2. A male candidate, currently resident in Manchester but originally from up the road in Middlewich, with an extensive local employment history (Crewe Bus Station, the Bentley car factory, agent for Gwyneth Dunwoody in the 1992 general election, before moving on to work for the regional Labour Party and latterly National Political Officer for the shop workers' union, Usdaw).
3. A male candidate, local resident, borough councillor and councillor on the new unitary authority, and formerly at various times a member of Merton and Manchester city councils.
4. A female candidate, locally born and currently living just outside the constituency, but working in it.
5. A female ethnic minority candidate from Bradford, who didn't turn up, but hadn't withdrawn from the competition, so she stayed on the ballot...

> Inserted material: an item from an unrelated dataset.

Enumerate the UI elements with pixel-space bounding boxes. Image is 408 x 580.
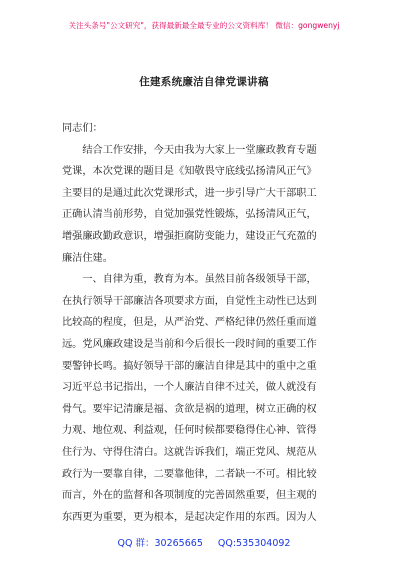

And the winner is... number 2, Dave Williams is his name, and he came second to Tamsin Dunwoody in the shortlisting for the by-election. I rather suspect Labour would have done better in the by-election if he'd been chosen, since hopefully he would have been strong enough to tell the regional/national party where to put their "Tory toffs" class-war campaign (which came in for heavy criticism tonight, as the Class War has never been of great interest to Crewe folk, who have never objected to people working hard in the local industries and earning a good salary by the time they retire).